The two clinical investigators — Jon Cole and Lauren Klein — received warning letters earlier this year for initiating and conducting trials without submitting and obtaining INDs. Though the investigators contended that they didn’t need to seek INDs for their trials because the drugs administered weren’t research interventions, the agency didn’t agree.
In the case of the IRB, it received a Form 483 from an Aug. 7-23, 2018, inspection that identified multiple observations. Among those, the agency observed that the IRB should not have approved waivers of consent for the investigators’ studies. The agency also observed that the IRB had approved research “in a situation where some or all of the subjects were likely to be vulnerable to coercion or undue influence” but didn’t check to see if safeguards had been established to protect these vulnerable patients (who had an impaired ability to give informed consent).
Public Citizen wants the FDA to make an example out of the investigators, their co-investigators and the medical center, arguing that the violations are serious enough that a “slap-on-the-wrist approach for such noncompliance … will not suffice.”
Although CenterWatch Weekly asked the FDA to elaborate on the situation, the agency declined, stating that it would “review the petition and respond directly to the petitioner.”
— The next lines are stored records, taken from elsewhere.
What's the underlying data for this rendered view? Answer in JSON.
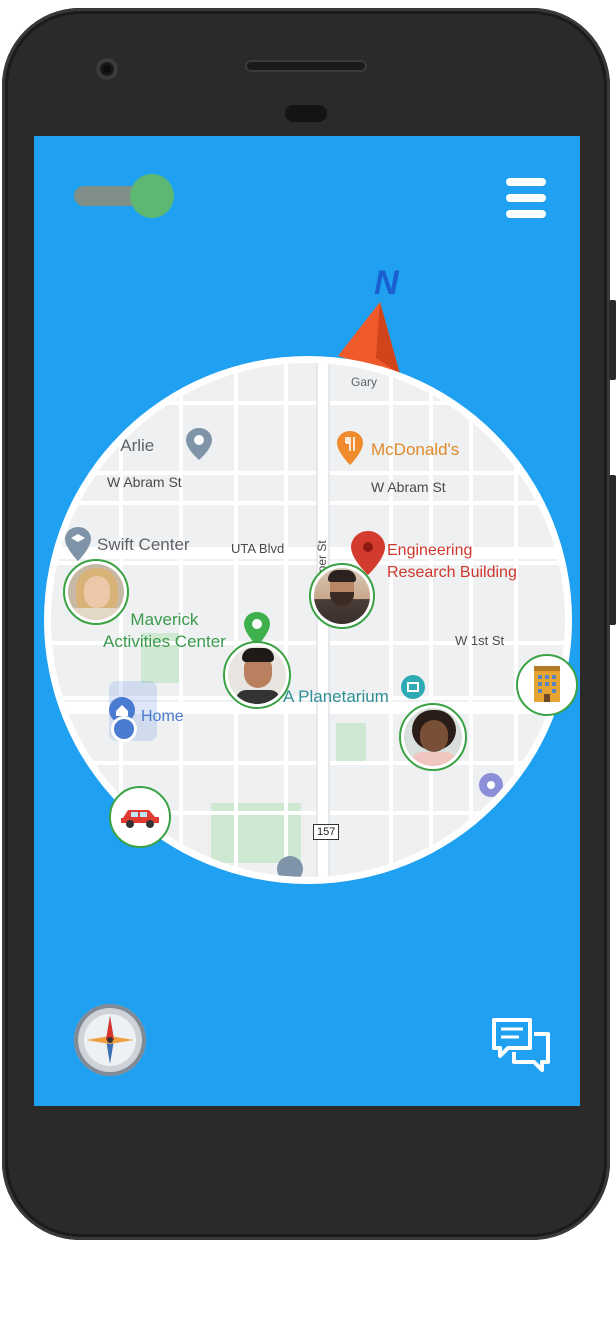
{
  "map": {
    "labels": {
      "gary": "Gary",
      "arlie": "e Arlie",
      "mcdonalds": "McDonald's",
      "abram_left": "W Abram St",
      "abram_right": "W Abram St",
      "swift_center": "Swift Center",
      "uta_blvd": "UTA Blvd",
      "cooper_st": "oper St",
      "engineering_line1": "Engineering",
      "engineering_line2": "Research Building",
      "maverick_line1": "Maverick",
      "maverick_line2": "Activities Center",
      "first_st": "W 1st St",
      "planetarium": "A Planetarium",
      "home": "Home",
      "route_157": "157"
    }
  },
  "icons": {
    "toggle": "toggle-switch",
    "menu": "hamburger-menu-icon",
    "north": "north-arrow-icon",
    "compass": "compass-icon",
    "chat": "chat-bubbles-icon",
    "car": "car-icon",
    "building": "office-building-icon"
  },
  "colors": {
    "screen_bg": "#1fa0f0",
    "toggle_on": "#5cb873",
    "avatar_ring": "#3aa245",
    "north_arrow": "#f05a2a",
    "pin_red": "#d33b2e"
  }
}
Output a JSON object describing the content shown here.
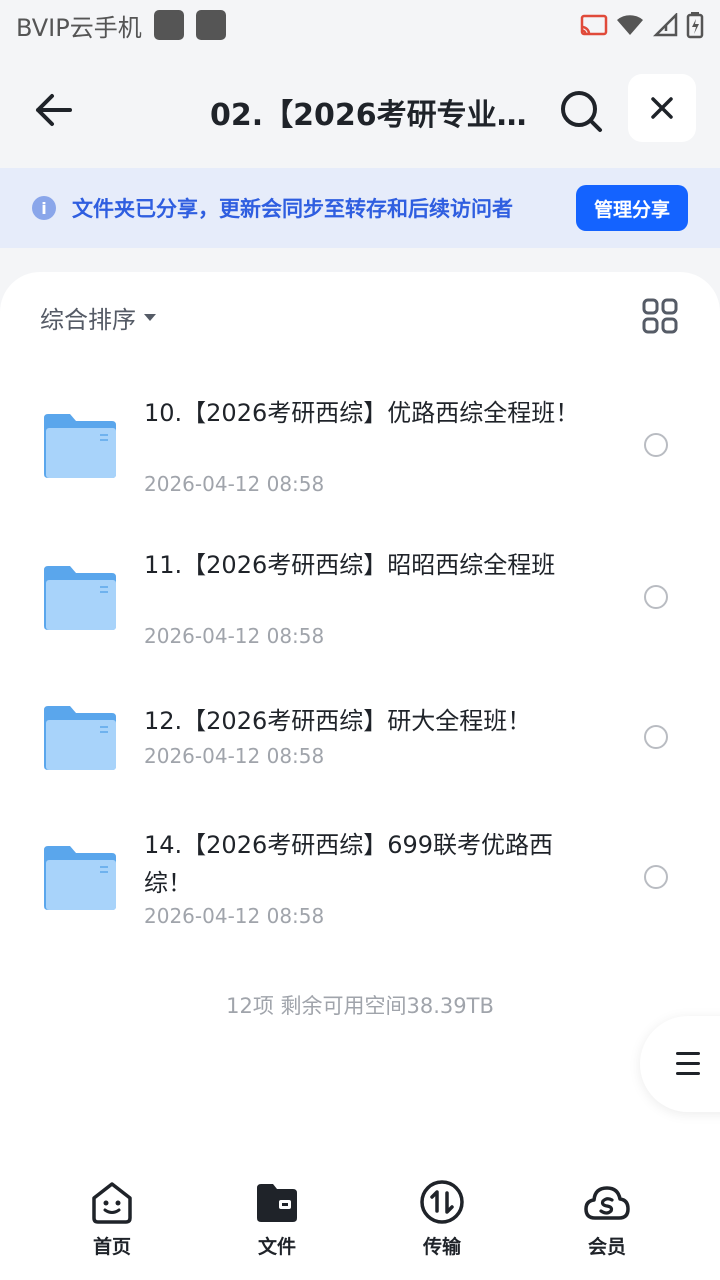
{
  "status_bar": {
    "carrier": "BVIP云手机",
    "icons": [
      "app-square-icon",
      "app-square-icon",
      "cast-icon",
      "wifi-icon",
      "signal-icon",
      "battery-icon"
    ]
  },
  "header": {
    "title": "02.【2026考研专业…",
    "icons": [
      "back-arrow-icon",
      "search-icon",
      "close-icon"
    ]
  },
  "banner": {
    "text": "文件夹已分享，更新会同步至转存和后续访问者",
    "button": "管理分享",
    "accent": "#1463ff"
  },
  "toolbar": {
    "sort_label": "综合排序",
    "view_icon": "grid-view-icon"
  },
  "files": [
    {
      "name": "10.【2026考研西综】优路西综全程班！",
      "date": "2026-04-12 08:58"
    },
    {
      "name": "11.【2026考研西综】昭昭西综全程班",
      "date": "2026-04-12 08:58"
    },
    {
      "name": "12.【2026考研西综】研大全程班！",
      "date": "2026-04-12 08:58"
    },
    {
      "name": "14.【2026考研西综】699联考优路西综！",
      "date": "2026-04-12 08:58"
    }
  ],
  "footer": {
    "count": "12项 剩余可用空间38.39TB"
  },
  "bottom_nav": [
    {
      "label": "首页",
      "icon": "home-face-icon"
    },
    {
      "label": "文件",
      "icon": "folder-icon"
    },
    {
      "label": "传输",
      "icon": "transfer-icon"
    },
    {
      "label": "会员",
      "icon": "cloud-member-icon"
    }
  ],
  "colors": {
    "banner_bg": "#e6ecfa",
    "banner_text": "#2f5ee0",
    "folder": "#64aef0"
  }
}
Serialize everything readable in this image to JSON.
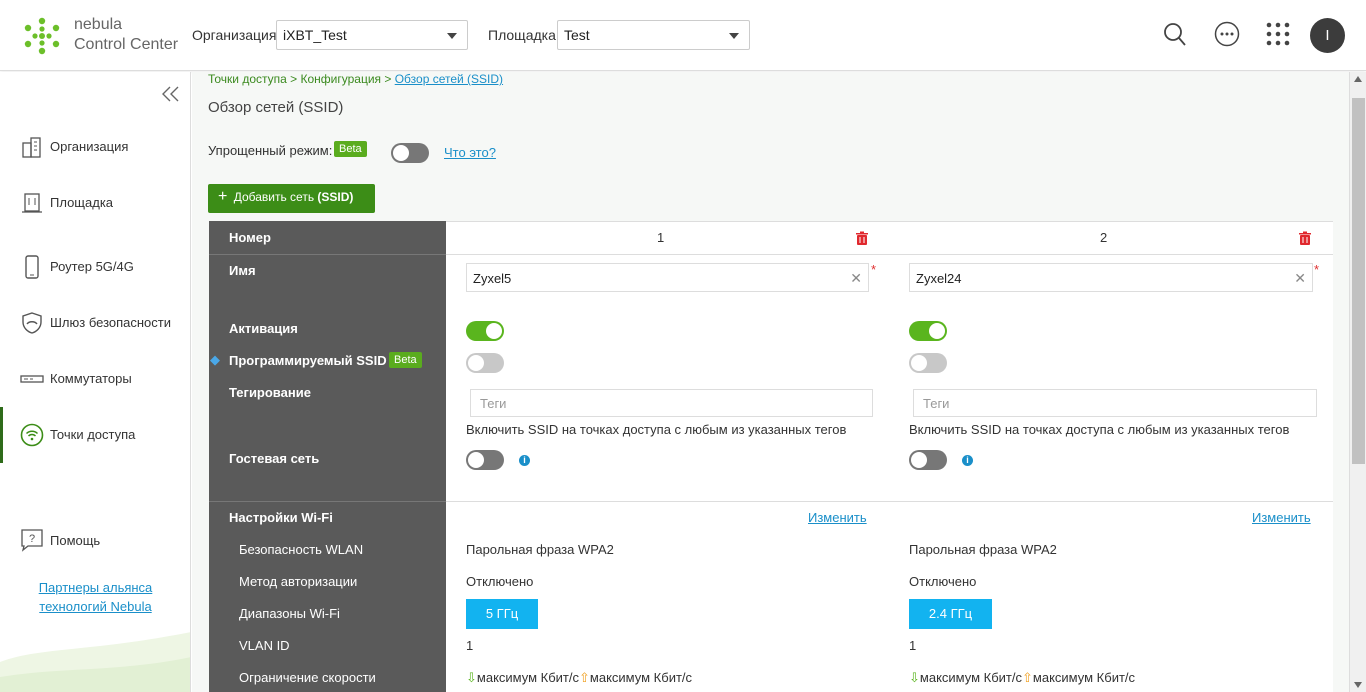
{
  "app": {
    "logo_line1": "nebula",
    "logo_line2": "Control Center"
  },
  "header": {
    "org_label": "Организация:",
    "org_value": "iXBT_Test",
    "site_label": "Площадка:",
    "site_value": "Test",
    "avatar_initial": "I"
  },
  "sidebar": {
    "items": [
      {
        "label": "Организация",
        "icon": "building-icon"
      },
      {
        "label": "Площадка",
        "icon": "site-icon"
      },
      {
        "label": "Роутер 5G/4G",
        "icon": "phone-icon"
      },
      {
        "label": "Шлюз безопасности",
        "icon": "shield-icon"
      },
      {
        "label": "Коммутаторы",
        "icon": "switch-icon"
      },
      {
        "label": "Точки доступа",
        "icon": "wifi-icon",
        "active": true
      }
    ],
    "help_label": "Помощь",
    "partners_line1": "Партнеры альянса",
    "partners_line2": "технологий Nebula"
  },
  "breadcrumb": {
    "part1": "Точки доступа > Конфигурация > ",
    "current": "Обзор сетей (SSID)"
  },
  "page": {
    "title": "Обзор сетей (SSID)",
    "simple_mode_label": "Упрощенный режим:",
    "beta": "Beta",
    "what_is_this": "Что это?",
    "add_button_prefix": "Добавить сеть",
    "add_button_bold": "(SSID)"
  },
  "table": {
    "rows": {
      "number": "Номер",
      "name": "Имя",
      "activation": "Активация",
      "programmable": "Программируемый SSID",
      "tagging": "Тегирование",
      "guest": "Гостевая сеть",
      "wifi_settings": "Настройки Wi-Fi",
      "wlan_security": "Безопасность WLAN",
      "auth_method": "Метод авторизации",
      "wifi_bands": "Диапазоны Wi-Fi",
      "vlan_id": "VLAN ID",
      "rate_limit": "Ограничение скорости"
    },
    "tags_placeholder": "Теги",
    "tags_hint": "Включить SSID на точках доступа с любым из указанных тегов",
    "edit_label": "Изменить",
    "columns": [
      {
        "number": "1",
        "name": "Zyxel5",
        "security": "Парольная фраза WPA2",
        "auth": "Отключено",
        "band": "5 ГГц",
        "vlan": "1",
        "rate_down": "максимум Кбит/с",
        "rate_up": "максимум Кбит/с"
      },
      {
        "number": "2",
        "name": "Zyxel24",
        "security": "Парольная фраза WPA2",
        "auth": "Отключено",
        "band": "2.4 ГГц",
        "vlan": "1",
        "rate_down": "максимум Кбит/с",
        "rate_up": "максимум Кбит/с"
      }
    ]
  },
  "colors": {
    "accent_green": "#3c8d17",
    "badge_green": "#5aac1e",
    "link_blue": "#1a8fc9",
    "band_blue": "#12b3f0",
    "header_gray": "#5a5a5a"
  }
}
Hennepin Healthcare issued a statement on Nov. 16, explaining that the FDA had deemed its corrective actions sufficient. The statement also includes a summary of the changes the institute made to bolster its research program.
“Hennepin Healthcare, the Hennepin Healthcare Research Institute and the researchers involved in studies approved in 2014 and 2016 have taken many actions to strengthen and improve the clinical research program across the institution since the studies were closed in 2018,” HCMC said. “These changes have been shared with the FDA in detail and in October the FDA informed the researchers that the measures taken result in compliance with FDA regulations.”